Jill Castle and Maryann Jacobsen have written an excellent book — Fearless Feeding: How to Raise Healthy Eaters from High Chair to High School — to help parents get their kids to be healthy eaters without fighting, bribing, or guilt. Posting on Lisa Leake’s “100 Days of Real Food” blog, they discuss ten common mistakes that parents make at different points of a child’s development. One big mistake in infancy is not having a baby sit at the table while the rest of the family is eating. Feeding a family in waves is not a good idea:
Babies learn to eat by watching others. Yet it’s not uncommon for babies to be fed separate meals all by their lonesome. This often translates to little ones getting the same food over and over, instead of a larger variety. It’s important for parents to know that between the ages of 6 months and 2 years, children are the most open to new food. Serve them the regular meals you’ll want them to eat later — sandwiches, omelets and stir fries — and eat together as often as you can.
Castle and Jacobsen offer great advice to parents on how to manage their typically picky toddlers:
In toddlerhood, children become skeptical of new food and previously accepted items (especially veggies).
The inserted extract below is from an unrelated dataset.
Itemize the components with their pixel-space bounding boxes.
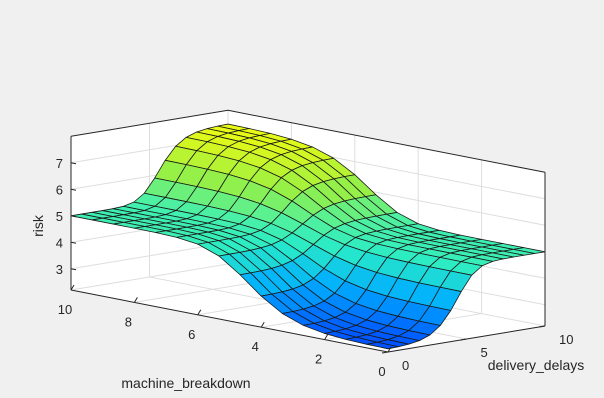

Most parents don’t understand that picky eating is a normal part of development and they may begin to bribe children with dessert, insist they eat a certain amount, or cater and only provide foods they know their child will eat. All of these things make picky eating worse and negatively affect self-regulation. We recommend the Ellyn Satter Division of Responsibility where parents decide the what, when and where of feeding and children decide the whether andhow much of eating. It melts away the battles, keeps eating enjoyable for all, and makes children feel more confident with eating.
On the subject of dessert, it’s important for parents to realize that dessert isn’t always cookies and cakes and ice cream. Parents need to be able to offer the choice of fruit or nothing as dessert options as well. (Remember, “nothing” is a choice kids can make all by themselves.) Same goes for meal-time beverages: milk, water, or nothing should be the options at most meals.
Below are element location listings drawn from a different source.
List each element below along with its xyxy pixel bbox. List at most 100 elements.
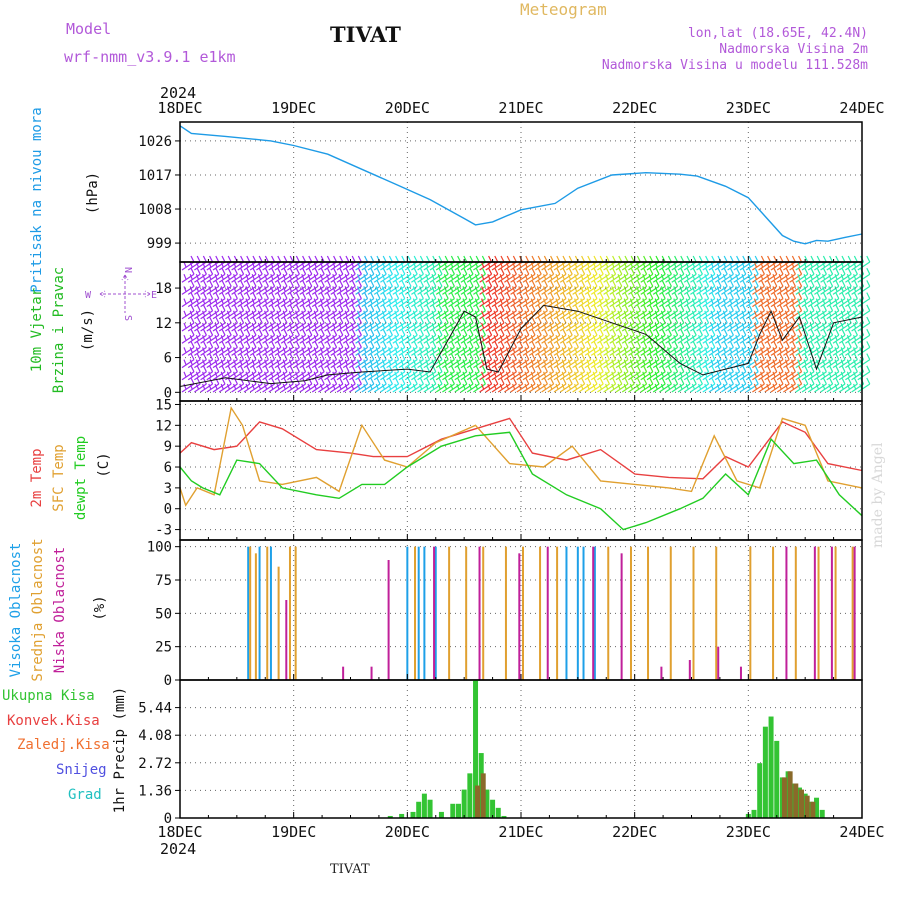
wind-barb (324, 341, 338, 356)
bar-srednja-oblacnost (715, 546, 718, 680)
wind-barb (566, 365, 579, 381)
wind-barb (206, 328, 220, 344)
wind-barb (714, 304, 728, 320)
wind-barb (243, 377, 257, 393)
temp2m-axis-title: 2m Temp (29, 448, 45, 507)
wind-barb (690, 267, 703, 283)
wind-barb (634, 353, 648, 369)
wind-barb (429, 365, 443, 381)
wind-barb (547, 341, 561, 356)
wind-barb (758, 267, 772, 283)
wind-barb (466, 365, 480, 381)
wind-barb (758, 341, 772, 356)
wind-barb (404, 377, 418, 393)
wind-barb (671, 365, 685, 381)
y-tick-label: 999 (147, 236, 172, 252)
wind-barb (479, 280, 493, 295)
wind-barb (318, 292, 331, 308)
wind-barb (194, 377, 207, 393)
wind-barb (442, 341, 455, 356)
wind-barb (299, 341, 313, 356)
wind-barb (212, 341, 226, 356)
wind-barb (349, 341, 362, 356)
wind-barb (609, 292, 623, 308)
wind-barb (628, 304, 641, 320)
wind-barb (231, 255, 245, 271)
wind-barb (212, 267, 226, 283)
bar-ukupna-kisa (467, 773, 473, 818)
bar-ukupna-kisa (410, 811, 416, 818)
lonlat-label: lon,lat (18.65E, 42.4N) (687, 26, 868, 41)
wind-barb (659, 365, 672, 381)
wind-barb (857, 377, 871, 393)
wind-barb (795, 255, 809, 271)
x-tick-label-top: 20DEC (385, 99, 430, 117)
bar-niska-oblacnost (342, 666, 345, 680)
wind-barb (293, 365, 307, 381)
wind-barb (733, 328, 747, 344)
wind-barb (702, 341, 716, 356)
wind-barb (212, 377, 226, 393)
wind-barb (460, 341, 474, 356)
wind-barb (460, 328, 474, 344)
wind-barb (218, 280, 232, 295)
wind-barb (522, 292, 536, 308)
wind-barb (318, 341, 331, 356)
wind-barb (857, 280, 871, 295)
wind-barb (826, 255, 840, 271)
wind-barb (528, 280, 542, 295)
wind-barb (398, 280, 412, 295)
wind-barb (820, 267, 834, 283)
wind-barb (739, 267, 753, 283)
wind-barb (305, 316, 319, 332)
wind-barb (807, 304, 821, 320)
wind-barb (609, 328, 623, 344)
wind-barb (293, 353, 307, 369)
wind-barb (708, 316, 722, 332)
wind-barb (764, 328, 778, 344)
wind-barb (702, 328, 716, 344)
y-tick-label: 100 (147, 540, 172, 556)
wind-barb (789, 292, 803, 308)
wind-barb (516, 292, 530, 308)
wind-barb (485, 304, 499, 320)
wind-barb (256, 255, 269, 271)
wind-barb (776, 304, 790, 320)
bar-ukupna-kisa (490, 799, 496, 818)
bar-visoka-oblacnost (593, 546, 596, 680)
wind-barb (733, 267, 747, 283)
wind-barb (516, 353, 530, 369)
wind-barb (553, 304, 567, 320)
wind-barb (330, 304, 344, 320)
wind-barb (528, 353, 542, 369)
wind-barb (814, 316, 827, 332)
wind-barb (566, 304, 579, 320)
wind-barb (535, 328, 548, 344)
wind-barb (528, 328, 542, 344)
wind-barb (535, 316, 548, 332)
wind-barb (411, 316, 424, 332)
compass-e: E (151, 290, 157, 301)
wind-barb (522, 304, 536, 320)
wind-barb (398, 316, 412, 332)
wind-barb (380, 267, 393, 283)
wind-barb (783, 267, 796, 283)
wind-barb (287, 328, 300, 344)
wind-barb (702, 353, 716, 369)
wind-barb (249, 267, 263, 283)
wind-barb (491, 280, 505, 295)
sfctemp-axis-title: SFC Temp (51, 444, 67, 511)
wind-barb (845, 328, 858, 344)
wind-barb (826, 267, 840, 283)
wind-barb (795, 377, 809, 393)
wind-barb (491, 267, 505, 283)
wind-barb (770, 255, 784, 271)
wind-barb (448, 377, 462, 393)
wind-barb (621, 353, 635, 369)
wind-barb (578, 353, 592, 369)
wind-barb (262, 255, 276, 271)
wind-barb (547, 328, 561, 344)
wind-barb (200, 267, 214, 283)
wind-barb (417, 353, 431, 369)
wind-barb (373, 377, 387, 393)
One last mistake parents make is not planning meals in advance. This is especially hard when one or both parents are not handy in the kitchen:
When parents fail to plan weekly meals, it increases stress at the dinner time hour and inadvertently decreases variety. Try planning meals on the weekend by looking at the schedule and deciding what’s best on certain days. If you have a late sports practice one day, consider making something in the slow cooker so the meal is ready when you get home. Or you can spend some time on the weekend making meals and freezing them for easy weekday dinners. The key is to keep trying until you find a system that works for you and your family.